When does the data center become the cloud?

This is the beginning of another season of analyst meetings. Today I am at IBM’s Linux and Open Source meeting. Next week I will be with HP at their industry analyst meeting (hardware, software, services — no printers or PCs), that will be followed by IBM’s Impact (SOA conference), CA’s analyst meeting, and finally I will attend Microsoft’s tools and servers analyst meeting. I could attend many more but there aren’t enough days in the week and I still have to get some work done!

The overall Linux and Open Source meeting was quite interesting. But what I wanted to talk about is cloud computing. Irving Wladawsky-Berger started off with a fascinating discussion on cloud computing. I have known Irving Wladawsky-Berger for many years. For those of you who missed knowing him, he is one of the most interesting researchers /innovators and thinkers in the IBM organization. Irving retired from IBM last year and is now Chairman Emeritus of IBM Academy of Technology and a visiting professor at MIT. I first met Irving when he was the key thought leader in IBM’s e-business strategy and then the web strategy and autonomic computing — among others. So, it is always interesting to see what he is thinking about.

I wasn’t surprised when I found that he was thinking about Cloud Computing. From his view there is a continuum from the early internet days to clouds. He makes a connection between the disruptive qualities of IBM’s e-business strategy. However, he correctly points out that this strategy was not implemented in a vaccum. In fact, IBM both focused on innovation in context with legacy systems and applications that dominated the real world of its customers.

Today we are definitely at an inflection point. Irving makes an important observation that as we move to virtualized systems beginning with grids are simply a stage in a path to distributed computing. What links all resources together is Service Oriented Architecture based protocols. If you can encapsulate components and add clearly defined interfaces, you can move to a distributed world. The real challenge is how do you move from where we are today with virtualization to a systems wide approach to virtualization. To his credit, Irving concedes that this is going to be complicated and disruptive.

I am a firm believer that there is no such thing as brand new technology that emerges out of nowhere. Irving agrees and suggests that Cloud Computing is an evolution of everything that has been tried over the last 15 years — Internet, grids, clusters, etc. The cloud is massive implementation of virtualization.

Where do we go with this? One of the most important points that Irving mentioned that I think is at the heart of making cloud computing and any type of distributed computing a success is industrialization. In short, how do you make things work when workloads grow at an astronomical pace each year. Can you cram more and more servers into a traditional data center?

This thought opens up a lot of interesting debates that I will write more about in the next few days. What exactly is a cloud? Is it simply a new type of data center? Does it have to be multi-tenancy? Does it have to be “utility computing”? Because clouds are still new and are an evolution of vitualization, I think that the definitions will evolve over time. I don’t think there will be a single type of cloud in the market. I also think that because the cloud sits behind the view of most customers and users that it will not be clear what is a cloud and what is smoke and mirrors. That will certainly make the data center world an interesting place.

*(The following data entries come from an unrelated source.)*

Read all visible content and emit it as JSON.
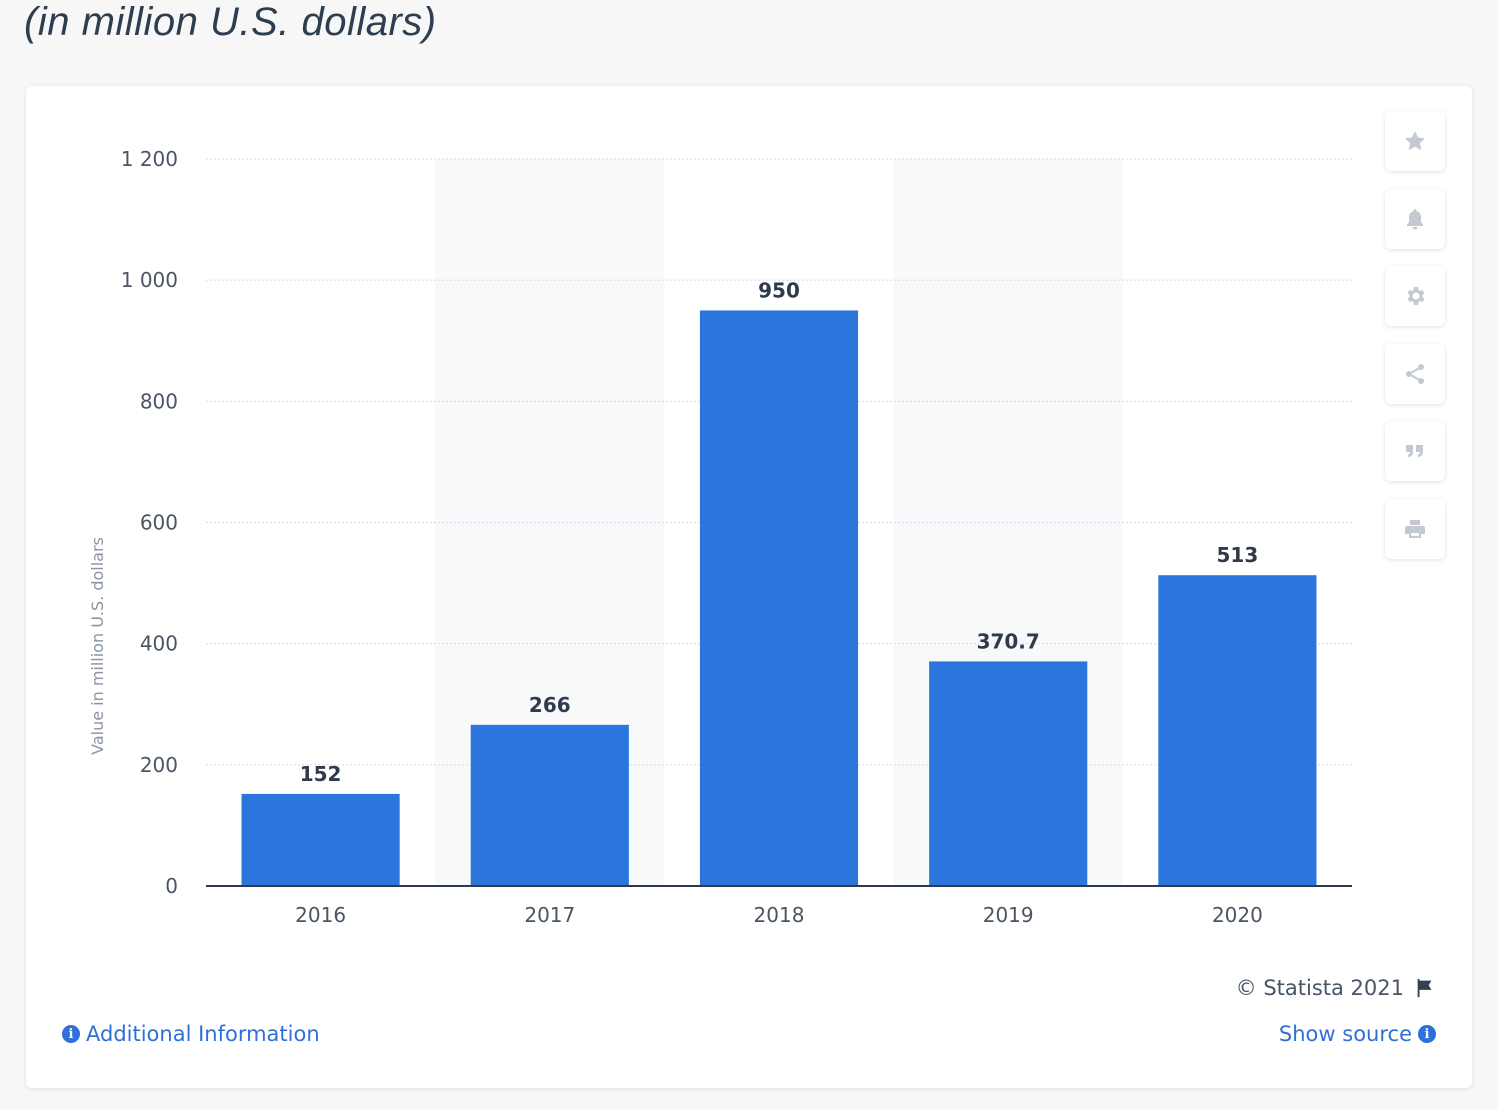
{
  "header": {
    "subtitle": "(in million U.S. dollars)"
  },
  "chart_data": {
    "type": "bar",
    "categories": [
      "2016",
      "2017",
      "2018",
      "2019",
      "2020"
    ],
    "values": [
      152,
      266,
      950,
      370.7,
      513
    ],
    "value_labels": [
      "152",
      "266",
      "950",
      "370.7",
      "513"
    ],
    "ylabel": "Value in million U.S. dollars",
    "xlabel": "",
    "ylim": [
      0,
      1200
    ],
    "yticks": [
      0,
      200,
      400,
      600,
      800,
      1000,
      1200
    ],
    "ytick_labels": [
      "0",
      "200",
      "400",
      "600",
      "800",
      "1 000",
      "1 200"
    ],
    "grid": true,
    "bar_color": "#2a76dd"
  },
  "toolbar": {
    "items": [
      {
        "name": "favorite",
        "icon": "star-icon"
      },
      {
        "name": "notify",
        "icon": "bell-icon"
      },
      {
        "name": "settings",
        "icon": "gear-icon"
      },
      {
        "name": "share",
        "icon": "share-icon"
      },
      {
        "name": "cite",
        "icon": "quote-icon"
      },
      {
        "name": "print",
        "icon": "print-icon"
      }
    ]
  },
  "footer": {
    "copyright": "© Statista 2021",
    "additional_info": "Additional Information",
    "show_source": "Show source"
  }
}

The reality, as usual, is more complicated. The real issues around clouds will be the same issues that we have always had in data centers — how do you manage at a massive scale without bringing on armies of people? How do you know which processes are allowed to exchange information with other processes safely? How do you remove the complexity?

One of the issues that Irving mentioned during his discussion is the ideas of ensembles. Basically these are a way of ordering components of the enterprise into like entities. These could be physical assets as well as software components (like business processes wrapped as business services). One of the keys to success is that these services must have clearly defined interfaces. What I find very interesting that in to create the next generation of distributed systems we must move to a service oriented approach.

IBM is clearly making a play for clouds as a path forward. It sees clouds as a way to manage increasingly expanding workloads by applying modularity and simplicity to the problem. IBM is making the connection between the movement towards clouds and autonomic computing. Obviously, if you are going to scale in this way an autonomic approach makes perfect sense (at least to me). In essence, IBM is presenting the view of clouds by three dimensions: simplified, shared, and dynamic. It is not clear how quickly IBM and others will be able to make this next generation of virtualization operational but these dimensions demonstrate that the thinking is on the right track.

  1. April 17, 2008 at 12:51 pm

    One of the things I believe folks are overlooking is that it is highly likely that the kind of things that will be done with cloud computing will be quite different. Sure you could run the same relatively linear solutions that you run today, like ERP systems… but why stop there. With relatively unlimited access to large scale parallel processing you could begin to perform functions that are designed for that environment, in addition to what we think of as traditional IT. This shift will radically change the type and amount of value generated by IT. After all, IT was created to create value for the enterprise, not just cut costs.